André Breton, Joseph Cornell, 1966
It was through the meditation of Susan Sontag’s review of Maurice Nadeau’s book on surrealism that Joseph Cornell renewed his acquaintance with the writings of André Breton. This renewed contact was as Cornell put it, a risorgimento, bringing again the image of “the midnight sunflower”. It was not only Breton’s face that appealed to Joseph Cornell but certain images associated with him. These had, like his face, a certain talismanic appeal: see, for instance, the diamond, standing for Breton’s dream of the crystal.
Two things associated with Breton had special meaning for Cornell.

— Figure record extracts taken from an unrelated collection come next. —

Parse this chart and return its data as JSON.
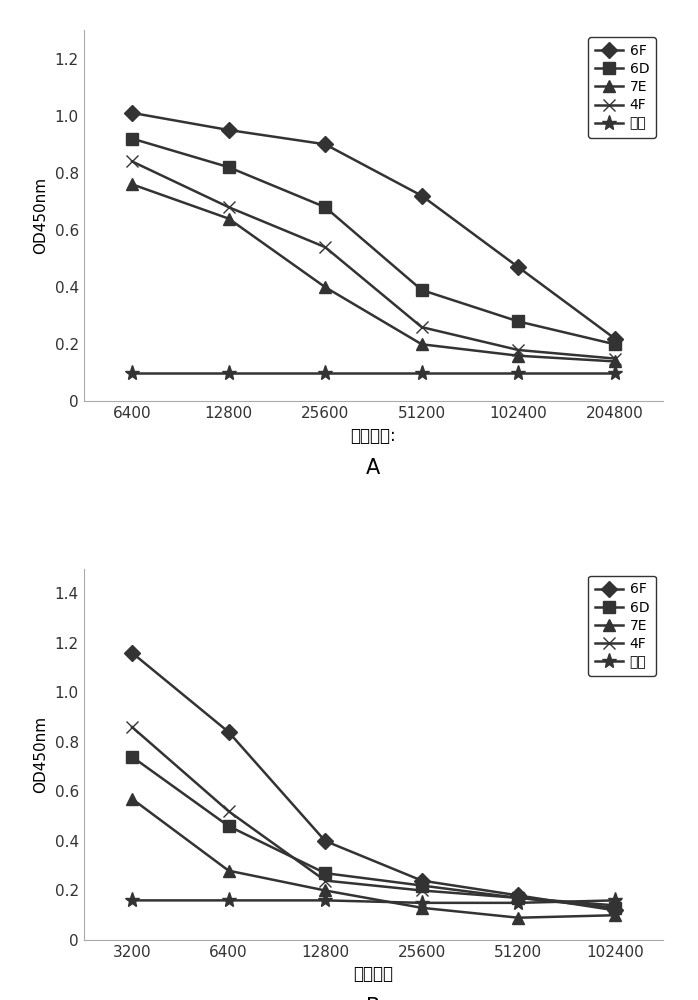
{
  "chart_A": {
    "x_labels": [
      "6400",
      "12800",
      "25600",
      "51200",
      "102400",
      "204800"
    ],
    "x_values": [
      6400,
      12800,
      25600,
      51200,
      102400,
      204800
    ],
    "series": {
      "6F": [
        1.01,
        0.95,
        0.9,
        0.72,
        0.47,
        0.22
      ],
      "6D": [
        0.92,
        0.82,
        0.68,
        0.39,
        0.28,
        0.2
      ],
      "7E": [
        0.76,
        0.64,
        0.4,
        0.2,
        0.16,
        0.14
      ],
      "4F": [
        0.84,
        0.68,
        0.54,
        0.26,
        0.18,
        0.15
      ],
      "阴性": [
        0.1,
        0.1,
        0.1,
        0.1,
        0.1,
        0.1
      ]
    },
    "markers": {
      "6F": "D",
      "6D": "s",
      "7E": "^",
      "4F": "x",
      "阴性": "*"
    },
    "ylabel": "OD450nm",
    "xlabel": "稀释倍数:",
    "ylim": [
      0,
      1.3
    ],
    "yticks": [
      0,
      0.2,
      0.4,
      0.6,
      0.8,
      1.0,
      1.2
    ],
    "label": "A"
  },
  "chart_B": {
    "x_labels": [
      "3200",
      "6400",
      "12800",
      "25600",
      "51200",
      "102400"
    ],
    "x_values": [
      3200,
      6400,
      12800,
      25600,
      51200,
      102400
    ],
    "series": {
      "6F": [
        1.16,
        0.84,
        0.4,
        0.24,
        0.18,
        0.12
      ],
      "6D": [
        0.74,
        0.46,
        0.27,
        0.22,
        0.17,
        0.13
      ],
      "7E": [
        0.57,
        0.28,
        0.2,
        0.13,
        0.09,
        0.1
      ],
      "4F": [
        0.86,
        0.52,
        0.24,
        0.2,
        0.17,
        0.14
      ],
      "阴性": [
        0.16,
        0.16,
        0.16,
        0.15,
        0.15,
        0.16
      ]
    },
    "markers": {
      "6F": "D",
      "6D": "s",
      "7E": "^",
      "4F": "x",
      "阴性": "*"
    },
    "ylabel": "OD450nm",
    "xlabel": "稀释倍数",
    "ylim": [
      0,
      1.5
    ],
    "yticks": [
      0,
      0.2,
      0.4,
      0.6,
      0.8,
      1.0,
      1.2,
      1.4
    ],
    "label": "B"
  },
  "line_color": "#333333",
  "bg_color": "#ffffff",
  "font_size": 11,
  "legend_font_size": 10,
  "label_font_size": 13
}
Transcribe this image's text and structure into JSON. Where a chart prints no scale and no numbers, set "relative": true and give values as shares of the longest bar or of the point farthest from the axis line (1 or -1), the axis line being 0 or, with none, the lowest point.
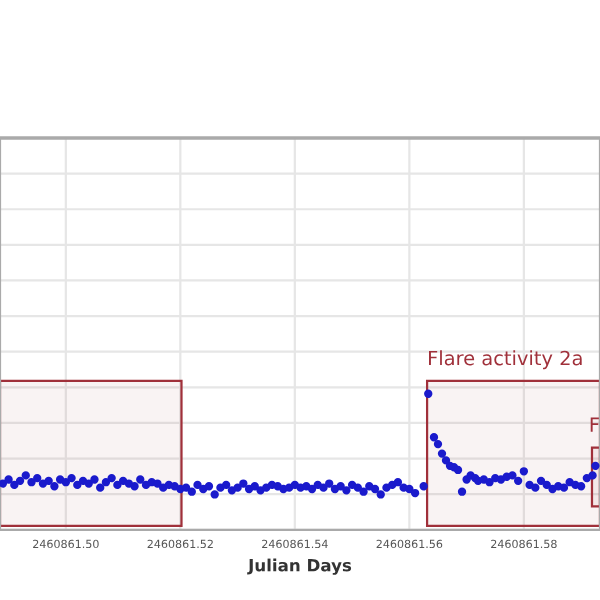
{
  "chart_data": {
    "type": "scatter",
    "xlabel": "Julian Days",
    "relative": true,
    "grid": true,
    "tick_labels": "x",
    "marker": "circle",
    "xlim": [
      2460861.4885,
      2460861.5933
    ],
    "xticks": [
      {
        "value": 2460861.5,
        "label": "2460861.50"
      },
      {
        "value": 2460861.52,
        "label": "2460861.52"
      },
      {
        "value": 2460861.54,
        "label": "2460861.54"
      },
      {
        "value": 2460861.56,
        "label": "2460861.56"
      },
      {
        "value": 2460861.58,
        "label": "2460861.58"
      }
    ],
    "bands": [
      {
        "axis": "x",
        "from": 2460861.4885,
        "to": 2460861.5202,
        "color": "#a0303a"
      },
      {
        "axis": "x",
        "from": 2460861.5631,
        "to": 2460861.5933,
        "label": "Flare activity 2a",
        "color": "#a0303a"
      },
      {
        "axis": "x",
        "from": 2460861.5919,
        "to": 2460861.5933,
        "label": "F",
        "color": "#a0303a"
      }
    ],
    "series": [
      {
        "color": "#1a1acc",
        "x": [
          2460861.489,
          2460861.49,
          2460861.491,
          2460861.492,
          2460861.493,
          2460861.494,
          2460861.495,
          2460861.496,
          2460861.497,
          2460861.498,
          2460861.499,
          2460861.5,
          2460861.501,
          2460861.502,
          2460861.503,
          2460861.504,
          2460861.505,
          2460861.506,
          2460861.507,
          2460861.508,
          2460861.509,
          2460861.51,
          2460861.511,
          2460861.512,
          2460861.513,
          2460861.514,
          2460861.515,
          2460861.516,
          2460861.517,
          2460861.518,
          2460861.519,
          2460861.52,
          2460861.521,
          2460861.522,
          2460861.523,
          2460861.524,
          2460861.525,
          2460861.526,
          2460861.527,
          2460861.528,
          2460861.529,
          2460861.53,
          2460861.531,
          2460861.532,
          2460861.533,
          2460861.534,
          2460861.535,
          2460861.536,
          2460861.537,
          2460861.538,
          2460861.539,
          2460861.54,
          2460861.541,
          2460861.542,
          2460861.543,
          2460861.544,
          2460861.545,
          2460861.546,
          2460861.547,
          2460861.548,
          2460861.549,
          2460861.55,
          2460861.551,
          2460861.552,
          2460861.553,
          2460861.554,
          2460861.555,
          2460861.556,
          2460861.557,
          2460861.558,
          2460861.559,
          2460861.56,
          2460861.561,
          2460861.5625,
          2460861.5633,
          2460861.5643,
          2460861.565,
          2460861.5657,
          2460861.5664,
          2460861.5671,
          2460861.5678,
          2460861.5685,
          2460861.5692,
          2460861.57,
          2460861.5707,
          2460861.5715,
          2460861.572,
          2460861.573,
          2460861.574,
          2460861.575,
          2460861.576,
          2460861.577,
          2460861.578,
          2460861.579,
          2460861.58,
          2460861.581,
          2460861.582,
          2460861.583,
          2460861.584,
          2460861.585,
          2460861.586,
          2460861.587,
          2460861.588,
          2460861.589,
          2460861.59,
          2460861.591,
          2460861.592,
          2460861.5925
        ],
        "values": [
          0.34,
          0.37,
          0.33,
          0.36,
          0.4,
          0.35,
          0.38,
          0.34,
          0.36,
          0.32,
          0.37,
          0.35,
          0.38,
          0.33,
          0.36,
          0.34,
          0.37,
          0.31,
          0.35,
          0.38,
          0.33,
          0.36,
          0.34,
          0.32,
          0.37,
          0.33,
          0.35,
          0.34,
          0.31,
          0.33,
          0.32,
          0.3,
          0.31,
          0.28,
          0.33,
          0.3,
          0.32,
          0.26,
          0.31,
          0.33,
          0.29,
          0.31,
          0.34,
          0.3,
          0.32,
          0.29,
          0.31,
          0.33,
          0.32,
          0.3,
          0.31,
          0.33,
          0.31,
          0.32,
          0.3,
          0.33,
          0.31,
          0.34,
          0.3,
          0.32,
          0.29,
          0.33,
          0.31,
          0.28,
          0.32,
          0.3,
          0.26,
          0.31,
          0.33,
          0.35,
          0.31,
          0.3,
          0.27,
          0.32,
          1.0,
          0.68,
          0.63,
          0.56,
          0.51,
          0.47,
          0.46,
          0.44,
          0.28,
          0.37,
          0.4,
          0.38,
          0.36,
          0.37,
          0.35,
          0.38,
          0.37,
          0.39,
          0.4,
          0.36,
          0.43,
          0.33,
          0.31,
          0.36,
          0.33,
          0.3,
          0.32,
          0.31,
          0.35,
          0.33,
          0.32,
          0.38,
          0.4,
          0.47
        ]
      }
    ]
  }
}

First, Breton’s image of communicating vessels, with the marvelous interchange of one thing and another, this baroque interpenetration perfectly emblematized in the scientific experiment of the same name. in a sense, this imagined communication of elements compensates for the radical enclosures of his shadow theater boxes, as if between the boxes a link could be perceived. The midnight sunflower refers to Breton’s poem Tournesol (Sunflower), in which he recounts the discovery of marvelous encounter of his love, inspiring Cornell’s box Tournesol, itself an encounter, like all of his boxes. On this particular box, he worked repeatedly in January and February 1966: Cornell’s Breton period.